Nel senso che lo aiutava economicamente?
«Il direttore mi raccontò di avergli dato spesso dei soldi. E capitava almeno un paio di volte al mese che mi dicesse di portare a Ferri delle buste. Anche se non posso dire con certezza che dentro ci fossero soldi, perché non ne ho mai aperta una».
Ma secondo lei perché non lo allontanava?

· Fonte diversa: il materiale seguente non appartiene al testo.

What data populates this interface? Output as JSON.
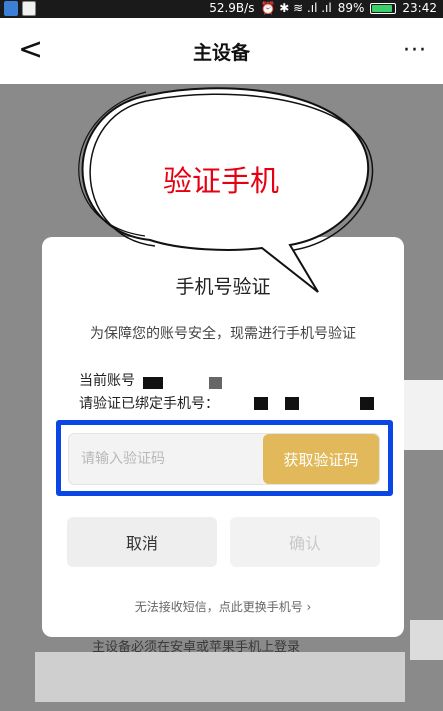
{
  "status_bar": {
    "speed": "52.9B/s",
    "signal_glyphs": "⏰ ✱ ≋ .ıl .ıl",
    "battery_text": "89%",
    "battery_level": 0.89,
    "time": "23:42",
    "battery_color": "#3ad16a"
  },
  "nav": {
    "back_icon": "chevron-left-icon",
    "back_glyph": "<",
    "title": "主设备",
    "more_glyph": "···"
  },
  "annotation": {
    "text": "验证手机",
    "color": "#e60012"
  },
  "dialog": {
    "title": "手机号验证",
    "description": "为保障您的账号安全，现需进行手机号验证",
    "account_label": "当前账号",
    "verify_label": "请验证已绑定手机号：",
    "code_input": {
      "value": "",
      "placeholder": "请输入验证码"
    },
    "get_code_label": "获取验证码",
    "cancel_label": "取消",
    "confirm_label": "确认",
    "change_phone_label": "无法接收短信，点此更换手机号 ›",
    "highlight_color": "#0a45e6",
    "accent_color": "#e1b95a"
  },
  "background": {
    "footnote": "主设备必须在安卓或苹果手机上登录"
  }
}
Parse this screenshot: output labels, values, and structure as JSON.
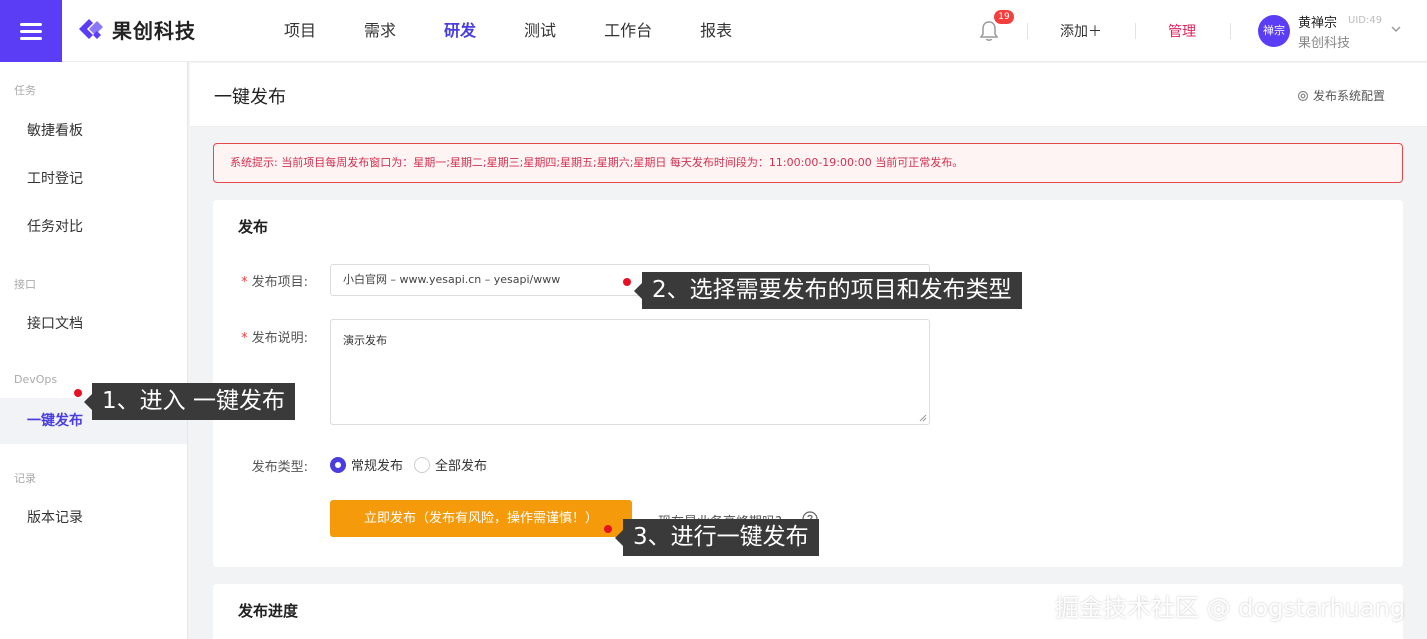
{
  "app": {
    "brand": "果创科技"
  },
  "nav": {
    "items": [
      "项目",
      "需求",
      "研发",
      "测试",
      "工作台",
      "报表"
    ],
    "active_index": 2
  },
  "header_right": {
    "notification_count": "19",
    "add_label": "添加＋",
    "manage_label": "管理",
    "avatar_text": "禅宗",
    "user_name": "黄禅宗",
    "user_uid": "UID:49",
    "user_org": "果创科技"
  },
  "sidebar": {
    "groups": {
      "task": "任务",
      "api": "接口",
      "devops": "DevOps",
      "record": "记录"
    },
    "items": {
      "kanban": "敏捷看板",
      "worklog": "工时登记",
      "compare": "任务对比",
      "apidoc": "接口文档",
      "deploy": "一键发布",
      "version": "版本记录"
    },
    "active": "deploy"
  },
  "page": {
    "title": "一键发布",
    "config_link": "发布系统配置",
    "alert": "系统提示: 当前项目每周发布窗口为：星期一;星期二;星期三;星期四;星期五;星期六;星期日 每天发布时间段为：11:00:00-19:00:00 当前可正常发布。"
  },
  "form": {
    "section_title": "发布",
    "project_label": "发布项目:",
    "project_value": "小白官网 – www.yesapi.cn – yesapi/www",
    "desc_label": "发布说明:",
    "desc_value": "演示发布",
    "type_label": "发布类型:",
    "type_options": [
      "常规发布",
      "全部发布"
    ],
    "type_selected": "常规发布",
    "publish_button": "立即发布（发布有风险，操作需谨慎！）",
    "peak_question": "现在是业务高峰期吗?"
  },
  "progress": {
    "section_title": "发布进度"
  },
  "annotations": {
    "step1": "1、进入 一键发布",
    "step2": "2、选择需要发布的项目和发布类型",
    "step3": "3、进行一键发布"
  },
  "watermark": "掘金技术社区 @ dogstarhuang",
  "colors": {
    "brand": "#5b3df5",
    "active_nav": "#4a3de0",
    "alert": "#d03050",
    "publish_button": "#f59a0b",
    "manage": "#e0245e"
  }
}
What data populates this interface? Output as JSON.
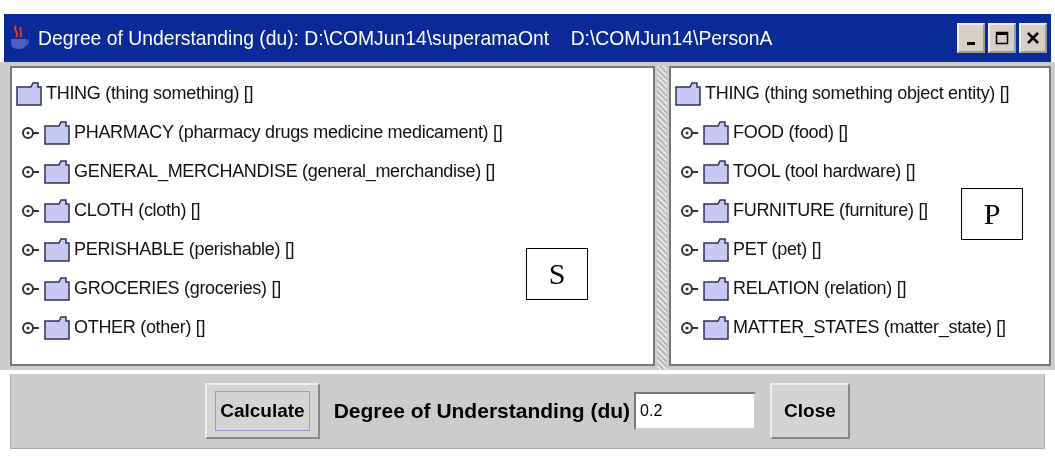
{
  "window": {
    "title": "Degree of Understanding (du): D:\\COMJun14\\superamaOnt    D:\\COMJun14\\PersonA"
  },
  "panels": [
    {
      "label": "S",
      "tree": {
        "text": "THING (thing something) []",
        "children": [
          {
            "text": "PHARMACY (pharmacy drugs medicine medicament) []",
            "expanded": false
          },
          {
            "text": "GENERAL_MERCHANDISE (general_merchandise) []",
            "expanded": false
          },
          {
            "text": "CLOTH (cloth) []",
            "expanded": false
          },
          {
            "text": "PERISHABLE (perishable) []",
            "expanded": false
          },
          {
            "text": "GROCERIES (groceries) []",
            "expanded": false
          },
          {
            "text": "OTHER (other) []",
            "expanded": false
          }
        ]
      }
    },
    {
      "label": "P",
      "tree": {
        "text": "THING (thing something object entity) []",
        "children": [
          {
            "text": "FOOD (food) []",
            "expanded": false
          },
          {
            "text": "TOOL (tool hardware) []",
            "expanded": false
          },
          {
            "text": "FURNITURE (furniture) []",
            "expanded": false
          },
          {
            "text": "PET (pet) []",
            "expanded": false
          },
          {
            "text": "RELATION (relation) []",
            "expanded": false
          },
          {
            "text": "MATTER_STATES (matter_state) []",
            "expanded": false
          }
        ]
      }
    }
  ],
  "bottom": {
    "calculate": {
      "label": "Calculate",
      "focused": true
    },
    "du_label": "Degree of Understanding (du)",
    "du_value": "0.2",
    "close": "Close"
  }
}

«Da un certo punto, credo abbia iniziato ad aver paura di lui, specie dopo che a maggio 2013 gli è stata tolta la scorta. Ma, all’inizio, Ferri è stato abile a conquistarsi la sua fiducia. È arrivato in un momento in cui Fede era psicologicamente vulnerabile, era stato appena estromesso dal Tg4, si sentiva tradito dall’azienda in cui aveva lavorato per 25 anni. Era come una mamma cui avessero tolto un figlio. Ma non gli ho mai sentito dire che voleva vendicarsi con Crippa (Mauro, direttore generale dell’Informazione Mediaset, ndr) o Confalonieri (Fedele, presidente Mediaset, ndr). Aveva la convinzione di rientrare, prima o poi. Inoltre aveva un mensile alto, quando sono arrivato ben due autisti, le spese e la casa pagate da Mediaset. Non aveva bisogno di fare ricatti».

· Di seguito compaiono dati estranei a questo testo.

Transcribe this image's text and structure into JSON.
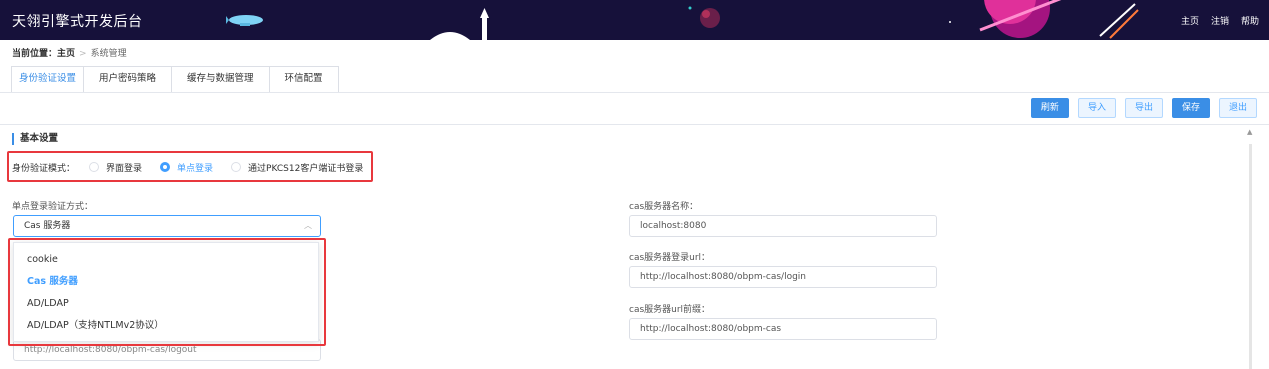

E con Gaetano Ferri di questo parlava?
«Quando sono arrivato io, il fotomontaggio esisteva già. Ferri gli aveva proposto di usarlo per vendicarsi. Capitava che ne parlassero, alludendo, in auto in mia presenza. Ho avuto la sensazione che Fede all’inizio, per rabbia o superficialità, abbia dato corda a Ferri e al suo piano, ma che poi si sia tirato indietro quando ha capito che Ferri faceva sul serio. Ma credetemi, è assurdo pensare che il direttore volesse davvero fare qualcosa del genere a Mediaset, perché significa farlo al presidente Berlusconi, a cui lui ha dato la vita. Quando ha visto Fede irrigidirsi. Ferri non l’ha presa bene, forse perché si aspettava di trarne un vantaggio economico. Per tenerlo buono, allora. Fede lo aiutava».
Parlavano anche di soldi?
«Capitava. Ferri ne chiedeva sempre con una scusa diversa: un parente malato, le bollette. Diceva anche di dovere dei soldi a degli svizzeri che lo avevano aiutato con il fotomontaggio, altre volte diceva di dover pagare foto di Confalonieri e altri dirigenti Mediaset in situazioni compromettenti. Ne inventava sempre una».

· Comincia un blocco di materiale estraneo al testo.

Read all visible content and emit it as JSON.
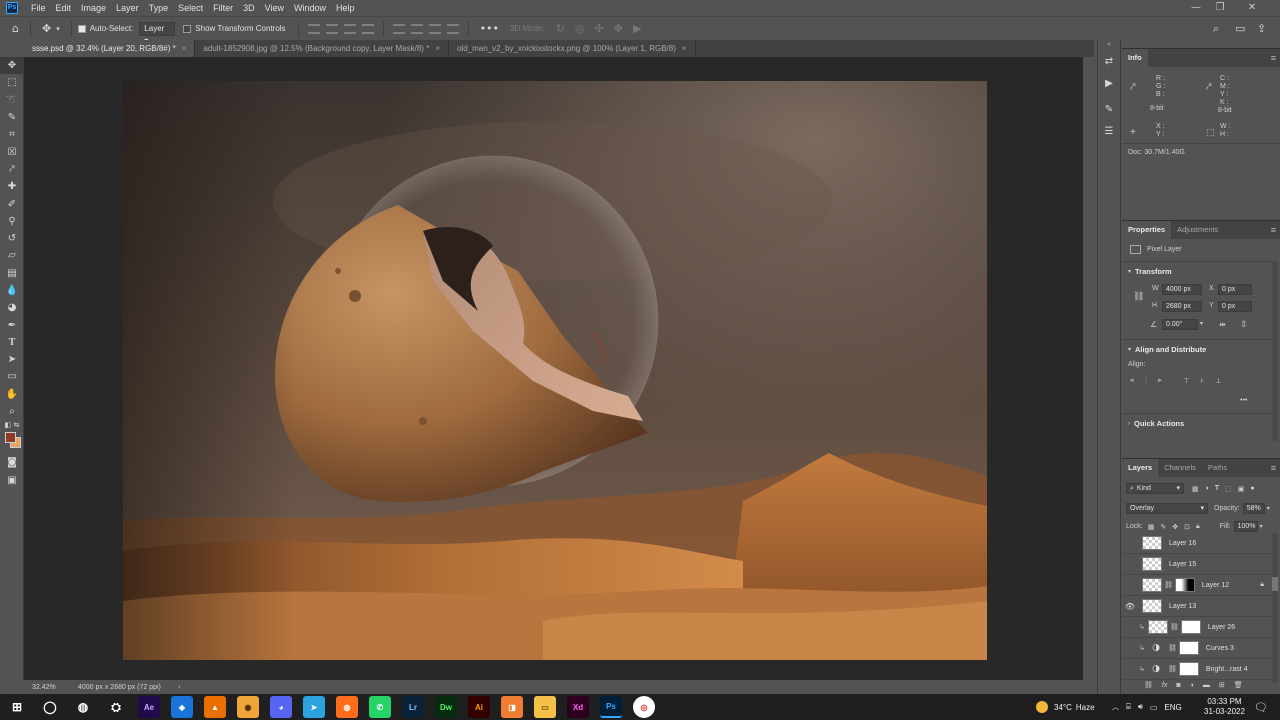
{
  "menubar": {
    "items": [
      "File",
      "Edit",
      "Image",
      "Layer",
      "Type",
      "Select",
      "Filter",
      "3D",
      "View",
      "Window",
      "Help"
    ],
    "logo": "Ps"
  },
  "options": {
    "auto_select_label": "Auto-Select:",
    "auto_select_target": "Layer",
    "show_transform_label": "Show Transform Controls",
    "mode_3d_label": "3D Mode:"
  },
  "tabs": [
    {
      "label": "ssse.psd @ 32.4% (Layer 20, RGB/8#) *",
      "active": true
    },
    {
      "label": "adult-1852908.jpg @ 12.5% (Background copy, Layer Mask/8) *",
      "active": false
    },
    {
      "label": "old_man_v2_by_xnickixstockx.png @ 100% (Layer 1, RGB/8)",
      "active": false
    }
  ],
  "status": {
    "zoom": "32.42%",
    "doc_size": "4000 px x 2680 px (72 ppi)",
    "arrow": "›"
  },
  "info_panel": {
    "title": "Info",
    "rgb_labels": [
      "R :",
      "G :",
      "B :"
    ],
    "cmyk_labels": [
      "C :",
      "M :",
      "Y :",
      "K :"
    ],
    "bit_left": "8-bit",
    "bit_right": "8-bit",
    "xy_labels": [
      "X :",
      "Y :"
    ],
    "wh_labels": [
      "W :",
      "H :"
    ],
    "doc": "Doc: 30.7M/1.40G"
  },
  "properties_panel": {
    "tab_properties": "Properties",
    "tab_adjustments": "Adjustments",
    "pixel_layer": "Pixel Layer",
    "transform_title": "Transform",
    "w_label": "W",
    "w_value": "4000 px",
    "h_label": "H",
    "h_value": "2680 px",
    "x_label": "X",
    "x_value": "0 px",
    "y_label": "Y",
    "y_value": "0 px",
    "angle_value": "0.00°",
    "align_title": "Align and Distribute",
    "align_label": "Align:",
    "more": "•••",
    "quick_actions_title": "Quick Actions"
  },
  "layers_panel": {
    "tab_layers": "Layers",
    "tab_channels": "Channels",
    "tab_paths": "Paths",
    "filter_kind": "Kind",
    "blend_mode": "Overlay",
    "opacity_label": "Opacity:",
    "opacity_value": "58%",
    "lock_label": "Lock:",
    "fill_label": "Fill:",
    "fill_value": "100%",
    "layers": [
      {
        "name": "Layer 16",
        "visible": false,
        "kind": "pixel"
      },
      {
        "name": "Layer 15",
        "visible": false,
        "kind": "pixel"
      },
      {
        "name": "Layer 12",
        "visible": false,
        "kind": "masked"
      },
      {
        "name": "Layer 13",
        "visible": true,
        "kind": "pixel"
      },
      {
        "name": "Layer 26",
        "visible": false,
        "kind": "clipped-masked"
      },
      {
        "name": "Curves 3",
        "visible": false,
        "kind": "adjustment"
      },
      {
        "name": "Bright...rast 4",
        "visible": false,
        "kind": "adjustment"
      }
    ]
  },
  "taskbar": {
    "temperature": "34°C",
    "weather": "Haze",
    "language": "ENG",
    "time": "03:33 PM",
    "date": "31-03-2022",
    "apps": [
      {
        "label": "Ae",
        "color": "#1f0a4a",
        "fg": "#c9a6ff"
      },
      {
        "label": "◈",
        "color": "#1a73d9",
        "fg": "#ffffff"
      },
      {
        "label": "▲",
        "color": "#e96f00",
        "fg": "#ffffff"
      },
      {
        "label": "◉",
        "color": "#f0a53b",
        "fg": "#4a2b00"
      },
      {
        "label": "◕",
        "color": "#5865f2",
        "fg": "#ffffff"
      },
      {
        "label": "➤",
        "color": "#2aa3de",
        "fg": "#ffffff"
      },
      {
        "label": "◍",
        "color": "#ff6d1a",
        "fg": "#ffffff"
      },
      {
        "label": "✆",
        "color": "#25d366",
        "fg": "#ffffff"
      },
      {
        "label": "Lr",
        "color": "#0b2236",
        "fg": "#74c6ff"
      },
      {
        "label": "Dw",
        "color": "#072b0f",
        "fg": "#4ef06f"
      },
      {
        "label": "Ai",
        "color": "#330000",
        "fg": "#ff9a00"
      },
      {
        "label": "◨",
        "color": "#f07c32",
        "fg": "#ffffff"
      },
      {
        "label": "▭",
        "color": "#f3c04a",
        "fg": "#7a5200"
      },
      {
        "label": "Xd",
        "color": "#2e001f",
        "fg": "#ff61f6"
      },
      {
        "label": "Ps",
        "color": "#001e36",
        "fg": "#31a8ff"
      },
      {
        "label": "◎",
        "color": "#ffffff",
        "fg": "#d93025"
      }
    ]
  },
  "colors": {
    "foreground": "#8b3d23",
    "background": "#e8a361"
  }
}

Cosa accadde quando lei smise di lavorare col direttore?
«Poco dopo. Ferri mi contattò. Ci incontrammo un paio di volte. A un certo punto, mi chiese di portare al presidente Berlusconi i nastri in cui aveva registrato Fede dire cose brutte su di lui (sono i nastri, diventati pubblici a luglio 2014, in cui si sente Fede parlare dei rapporti tra Berlusconi e Dell’Utri, Ruby e di altro, ndr). Diceva che così Berlusconi avrebbe capito con chi aveva a che fare e per riconoscenza si sarebbe sdebitato con noi. Mi diede anche una copia delle registrazioni».
E lei le portò ad Arcore?
«No. Le ascoltai per curiosità e gli dissi che doveva venire a riprendersele e che con questa storia non volevo avere nulla a che fare. Però non venne mai a riprendere quella chiavetta Usb, che ho ancora. Poi, verso maggio 2014, iniziò a mandare messaggi strani: sapeva che mi ero lasciato male con l’azienda e mi proponeva di vendicarci. Parlava di un colpo che voleva fare con me, perché conoscevo quell’ambiente. Rifiutai in modo categorico, ma lui continuò a mandarmi sms, che conservo, per convincermi. E minacciò di andare dai Carabinieri a dire che ero stato io a proporgli il furto. Una follia».
Era l’autista di Fede anche nel periodo del famoso viaggio in Svizzera con la presunta valigetta di denaro?
«Sono arrivato dopo. Ma posso dire che in Svizzera il direttore ci andava a fare lunghe camminate nei boschi. Quella storia è inverosimile: non aveva motivo per fare una cosa del genere».
Secondo lei cosa penserà Emilio Fede quando la leggerà?
«Non lo so, spero capisca che l’ho fatto per stabilire la verità».